Книга Неизвестная война императора Николая I, страница 36. Автор книги Владимир Шигин

Разделитель для чтения книг в онлайн библиотеке

Онлайн книга «Неизвестная война императора Николая I»

Cтраница 36

Мичман Владимир Даль служил в 28-м флотском экипаже, плавал на фрегате «Флора» и бриге «Менгрелия».

Поводом к расправе с молодым мичманом стала некая эпиграмма, сочиненная Далем, в которой он весьма нелицеприятно и остроумно прошелся по нравственным качествам Юлии Михайловны, не была забыта там и ее национальность. Упоминался в эпиграмме и «глупый рогоносец» Грейг.

Биограф Владимира Даля Майя Бессараб в своей монографии «Владимир Даль» «Московский рабочий», 1968) так, в несколько завуалированной форме, передала суть происшедшего: «Единственный друг, с которым в это время Владимир мог отвести душу, был Карл Кнорре, астроном Николаевской обсерватории.

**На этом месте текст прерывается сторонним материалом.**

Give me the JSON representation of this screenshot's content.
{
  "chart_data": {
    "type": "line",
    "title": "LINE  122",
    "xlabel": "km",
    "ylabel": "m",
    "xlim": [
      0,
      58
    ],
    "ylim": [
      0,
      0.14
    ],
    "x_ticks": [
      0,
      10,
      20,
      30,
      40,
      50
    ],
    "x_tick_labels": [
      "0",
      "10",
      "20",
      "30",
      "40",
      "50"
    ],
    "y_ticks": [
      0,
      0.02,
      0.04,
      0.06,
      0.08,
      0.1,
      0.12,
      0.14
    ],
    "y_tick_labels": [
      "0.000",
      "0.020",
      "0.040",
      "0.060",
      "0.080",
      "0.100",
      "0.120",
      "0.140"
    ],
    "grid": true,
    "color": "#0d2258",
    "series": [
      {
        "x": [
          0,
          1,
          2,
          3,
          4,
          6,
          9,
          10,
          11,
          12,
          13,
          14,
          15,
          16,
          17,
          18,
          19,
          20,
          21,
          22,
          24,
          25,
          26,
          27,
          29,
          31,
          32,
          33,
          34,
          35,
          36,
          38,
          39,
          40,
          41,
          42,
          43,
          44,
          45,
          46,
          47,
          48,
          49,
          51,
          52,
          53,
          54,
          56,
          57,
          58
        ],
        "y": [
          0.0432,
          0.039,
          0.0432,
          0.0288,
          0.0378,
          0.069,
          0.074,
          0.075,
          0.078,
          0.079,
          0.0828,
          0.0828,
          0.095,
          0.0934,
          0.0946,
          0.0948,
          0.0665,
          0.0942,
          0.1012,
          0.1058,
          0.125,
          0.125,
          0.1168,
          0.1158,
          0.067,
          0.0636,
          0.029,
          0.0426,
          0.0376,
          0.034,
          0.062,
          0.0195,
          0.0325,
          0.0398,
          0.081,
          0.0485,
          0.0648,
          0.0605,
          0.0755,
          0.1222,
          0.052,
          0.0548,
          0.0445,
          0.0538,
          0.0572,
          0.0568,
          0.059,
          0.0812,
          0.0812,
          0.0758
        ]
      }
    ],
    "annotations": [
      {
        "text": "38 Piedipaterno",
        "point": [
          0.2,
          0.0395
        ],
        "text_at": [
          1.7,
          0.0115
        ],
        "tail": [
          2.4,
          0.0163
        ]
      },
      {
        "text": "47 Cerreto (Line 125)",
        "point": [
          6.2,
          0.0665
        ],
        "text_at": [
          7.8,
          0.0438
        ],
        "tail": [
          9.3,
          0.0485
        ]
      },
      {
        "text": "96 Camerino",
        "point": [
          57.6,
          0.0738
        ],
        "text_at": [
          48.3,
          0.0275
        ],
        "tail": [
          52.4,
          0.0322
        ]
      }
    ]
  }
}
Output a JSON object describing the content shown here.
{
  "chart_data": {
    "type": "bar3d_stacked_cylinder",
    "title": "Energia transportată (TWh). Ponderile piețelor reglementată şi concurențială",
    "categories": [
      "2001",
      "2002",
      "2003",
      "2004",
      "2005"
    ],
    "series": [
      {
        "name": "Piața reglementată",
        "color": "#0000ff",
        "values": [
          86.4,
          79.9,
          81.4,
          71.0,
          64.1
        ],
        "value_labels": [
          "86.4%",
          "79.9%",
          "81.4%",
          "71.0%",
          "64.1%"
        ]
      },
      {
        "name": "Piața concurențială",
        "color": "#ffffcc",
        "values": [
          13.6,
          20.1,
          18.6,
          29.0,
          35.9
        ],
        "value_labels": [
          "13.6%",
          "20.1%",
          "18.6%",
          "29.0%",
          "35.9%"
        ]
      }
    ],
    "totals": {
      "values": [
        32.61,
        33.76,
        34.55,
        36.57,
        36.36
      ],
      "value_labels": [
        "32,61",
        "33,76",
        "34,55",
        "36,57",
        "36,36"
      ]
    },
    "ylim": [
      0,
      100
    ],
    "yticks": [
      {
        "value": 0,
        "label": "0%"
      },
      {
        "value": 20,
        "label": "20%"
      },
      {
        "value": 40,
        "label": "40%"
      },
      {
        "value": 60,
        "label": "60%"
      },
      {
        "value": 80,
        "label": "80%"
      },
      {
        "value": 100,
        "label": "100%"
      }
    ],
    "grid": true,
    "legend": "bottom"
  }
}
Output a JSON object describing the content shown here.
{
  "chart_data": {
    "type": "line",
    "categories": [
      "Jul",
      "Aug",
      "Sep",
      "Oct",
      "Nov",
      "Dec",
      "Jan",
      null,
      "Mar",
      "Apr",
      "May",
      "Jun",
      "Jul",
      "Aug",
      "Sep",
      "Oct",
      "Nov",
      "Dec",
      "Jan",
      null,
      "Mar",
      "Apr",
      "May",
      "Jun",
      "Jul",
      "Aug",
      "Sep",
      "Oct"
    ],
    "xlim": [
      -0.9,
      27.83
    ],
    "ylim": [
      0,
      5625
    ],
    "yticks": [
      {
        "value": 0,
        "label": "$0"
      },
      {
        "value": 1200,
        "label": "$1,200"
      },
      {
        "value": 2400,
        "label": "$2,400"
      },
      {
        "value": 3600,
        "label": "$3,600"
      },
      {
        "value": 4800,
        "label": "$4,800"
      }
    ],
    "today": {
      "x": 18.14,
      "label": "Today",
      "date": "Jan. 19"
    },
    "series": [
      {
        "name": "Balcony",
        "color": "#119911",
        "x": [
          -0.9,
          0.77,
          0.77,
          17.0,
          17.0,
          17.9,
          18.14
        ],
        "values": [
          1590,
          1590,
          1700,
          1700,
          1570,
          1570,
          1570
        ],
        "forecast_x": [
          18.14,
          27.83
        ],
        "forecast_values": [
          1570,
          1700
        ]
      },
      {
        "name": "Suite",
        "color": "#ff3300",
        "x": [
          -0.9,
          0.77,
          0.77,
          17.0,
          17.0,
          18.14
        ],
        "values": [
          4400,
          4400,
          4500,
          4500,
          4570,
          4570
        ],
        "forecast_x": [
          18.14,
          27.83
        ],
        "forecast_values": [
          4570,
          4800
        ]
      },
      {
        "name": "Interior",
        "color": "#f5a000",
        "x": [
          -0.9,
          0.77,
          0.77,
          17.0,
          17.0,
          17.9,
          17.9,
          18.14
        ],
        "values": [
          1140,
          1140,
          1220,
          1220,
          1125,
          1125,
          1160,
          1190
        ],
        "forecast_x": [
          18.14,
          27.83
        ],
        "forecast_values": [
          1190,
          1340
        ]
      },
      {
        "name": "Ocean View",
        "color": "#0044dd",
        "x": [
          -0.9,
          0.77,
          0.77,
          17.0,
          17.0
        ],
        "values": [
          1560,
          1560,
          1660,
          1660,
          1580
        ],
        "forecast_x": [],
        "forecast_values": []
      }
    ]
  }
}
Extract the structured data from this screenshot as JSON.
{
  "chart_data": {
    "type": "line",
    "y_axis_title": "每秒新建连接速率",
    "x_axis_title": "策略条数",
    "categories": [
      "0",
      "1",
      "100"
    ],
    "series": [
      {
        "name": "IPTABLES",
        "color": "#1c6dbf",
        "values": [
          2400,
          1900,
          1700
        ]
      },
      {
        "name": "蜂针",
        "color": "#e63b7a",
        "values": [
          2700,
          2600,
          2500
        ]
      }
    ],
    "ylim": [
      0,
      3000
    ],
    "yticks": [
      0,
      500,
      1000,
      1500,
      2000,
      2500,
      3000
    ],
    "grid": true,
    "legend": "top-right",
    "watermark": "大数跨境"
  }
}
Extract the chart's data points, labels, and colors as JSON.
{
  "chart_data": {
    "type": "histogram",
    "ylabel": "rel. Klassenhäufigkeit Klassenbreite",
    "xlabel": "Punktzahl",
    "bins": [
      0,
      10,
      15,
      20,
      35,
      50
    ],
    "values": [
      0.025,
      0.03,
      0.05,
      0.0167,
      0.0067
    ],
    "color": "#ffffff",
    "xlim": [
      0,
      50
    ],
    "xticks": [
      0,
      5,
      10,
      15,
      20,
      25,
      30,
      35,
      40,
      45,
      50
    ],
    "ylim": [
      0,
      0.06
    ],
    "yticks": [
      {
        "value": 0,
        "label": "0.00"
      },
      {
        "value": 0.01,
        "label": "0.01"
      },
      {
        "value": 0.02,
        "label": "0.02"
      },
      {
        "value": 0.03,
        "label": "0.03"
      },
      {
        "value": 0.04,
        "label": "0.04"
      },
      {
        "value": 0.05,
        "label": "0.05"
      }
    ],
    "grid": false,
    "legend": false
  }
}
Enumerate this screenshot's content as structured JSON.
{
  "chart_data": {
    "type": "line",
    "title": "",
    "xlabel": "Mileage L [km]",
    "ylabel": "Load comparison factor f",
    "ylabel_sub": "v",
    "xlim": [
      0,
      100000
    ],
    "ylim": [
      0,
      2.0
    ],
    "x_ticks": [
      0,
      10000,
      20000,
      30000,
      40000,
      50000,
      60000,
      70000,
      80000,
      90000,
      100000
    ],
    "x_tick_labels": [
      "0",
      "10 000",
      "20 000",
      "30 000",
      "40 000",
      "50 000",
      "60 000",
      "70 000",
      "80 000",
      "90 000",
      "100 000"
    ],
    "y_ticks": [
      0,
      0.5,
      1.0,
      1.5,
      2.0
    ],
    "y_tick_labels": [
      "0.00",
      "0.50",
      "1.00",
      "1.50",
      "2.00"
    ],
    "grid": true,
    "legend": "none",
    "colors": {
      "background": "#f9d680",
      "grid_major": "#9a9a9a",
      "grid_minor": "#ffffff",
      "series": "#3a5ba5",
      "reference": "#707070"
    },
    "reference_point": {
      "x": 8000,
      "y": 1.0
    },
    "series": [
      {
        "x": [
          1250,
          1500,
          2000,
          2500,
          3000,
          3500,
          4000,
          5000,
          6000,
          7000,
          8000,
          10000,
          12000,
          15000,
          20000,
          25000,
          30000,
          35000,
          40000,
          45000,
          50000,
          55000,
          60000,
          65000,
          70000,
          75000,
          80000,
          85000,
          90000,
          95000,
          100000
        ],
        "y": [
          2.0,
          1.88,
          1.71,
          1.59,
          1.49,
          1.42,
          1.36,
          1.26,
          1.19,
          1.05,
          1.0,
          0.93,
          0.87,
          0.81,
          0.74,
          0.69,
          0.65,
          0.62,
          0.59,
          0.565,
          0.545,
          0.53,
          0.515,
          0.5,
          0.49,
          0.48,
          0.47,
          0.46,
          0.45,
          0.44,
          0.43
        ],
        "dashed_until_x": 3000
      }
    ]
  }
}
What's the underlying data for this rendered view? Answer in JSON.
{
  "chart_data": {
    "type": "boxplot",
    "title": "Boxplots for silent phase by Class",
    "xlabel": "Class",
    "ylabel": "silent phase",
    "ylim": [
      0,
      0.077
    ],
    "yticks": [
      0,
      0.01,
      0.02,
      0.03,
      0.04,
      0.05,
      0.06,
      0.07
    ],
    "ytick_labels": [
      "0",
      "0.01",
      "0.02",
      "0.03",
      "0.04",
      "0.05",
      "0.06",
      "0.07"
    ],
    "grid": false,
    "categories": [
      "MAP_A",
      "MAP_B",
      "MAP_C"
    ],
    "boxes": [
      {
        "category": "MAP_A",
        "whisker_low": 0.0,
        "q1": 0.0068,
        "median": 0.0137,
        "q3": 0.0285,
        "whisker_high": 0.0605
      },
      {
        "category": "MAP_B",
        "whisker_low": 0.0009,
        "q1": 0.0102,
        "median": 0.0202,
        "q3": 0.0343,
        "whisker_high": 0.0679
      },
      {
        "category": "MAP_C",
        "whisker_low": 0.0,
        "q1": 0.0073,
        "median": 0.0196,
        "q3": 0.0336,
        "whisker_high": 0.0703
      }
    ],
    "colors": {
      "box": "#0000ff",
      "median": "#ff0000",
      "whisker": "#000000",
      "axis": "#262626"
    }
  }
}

Володе очень нравилась эта профессия, он жаждал знаний, душа требовала постоянных, полезных занятий – а между тем он носил ее с собою в караул, на знаменитую гауптвахту в молдаванском доме, иногда на перекличку в казармы у вольного дока, и сам видел, что этой пищи для него было недостаточно».

Друзья засиживались допоздна в обсерватории, а потом долго гуляли по городу. Они любили ходить по бульвару вдоль Ингула или по главной улице. Теплыми летними вечерами здесь собиралось все местное общество. Знакомые и незнакомые барышни заглядывались на красавца мичмана.

– Вашему брату, моряку, и старость нипочем, – сказал однажды Карл. – Грейг – ходячие мощи, а туда же, завел красотку.

– Так это правда? – удивился Володя. – Наш Алексей Самуилович?

– Он самый. Командующий Черноморским флотом, николаевский севастопольский военный губернатор Алексей Самуилович Грейг.

– Оно, конечно, это его личное дело, да зачем же тогда разыгрывать из себя такого святошу? – возмутился Даль.

– Да. Домик ей купил на главной улице.

В этот вечер они больше не говорили об адмирале, а наутро Владимир принес Карлу сатирическое послание Грейгу. Карл расхохотался.

– Здорово, брат! Дай-ка я перепишу.

Через три дня стихотворение повторял весь город. Встречаясь на улице, люди спрашивали друг друга: «Слыхали?»

Дошли стихи и до Грейга. Адмирал рассвирепел, его чуть не хватил удар. Он приказал немедленно выяснить имя автора.

Кому же писать стихи, как не «сочинителю»? К Далю пришли с обыском, но ничего не нашли. Мать, провожая полицмейстера, который перерыл у нее весь дом, чтобы унизить его, ткнула ногой в ящик комода, где лежала старая обувь, и сказала:

– Тут еще не искали.

– Что ж, поищем, – ответил полицмейстер.

И можно себе представить ужас бедной женщины, когда он вытащил из ящика случайно завалившийся туда черновик злополучной эпиграммы, написанный рукой ее сына.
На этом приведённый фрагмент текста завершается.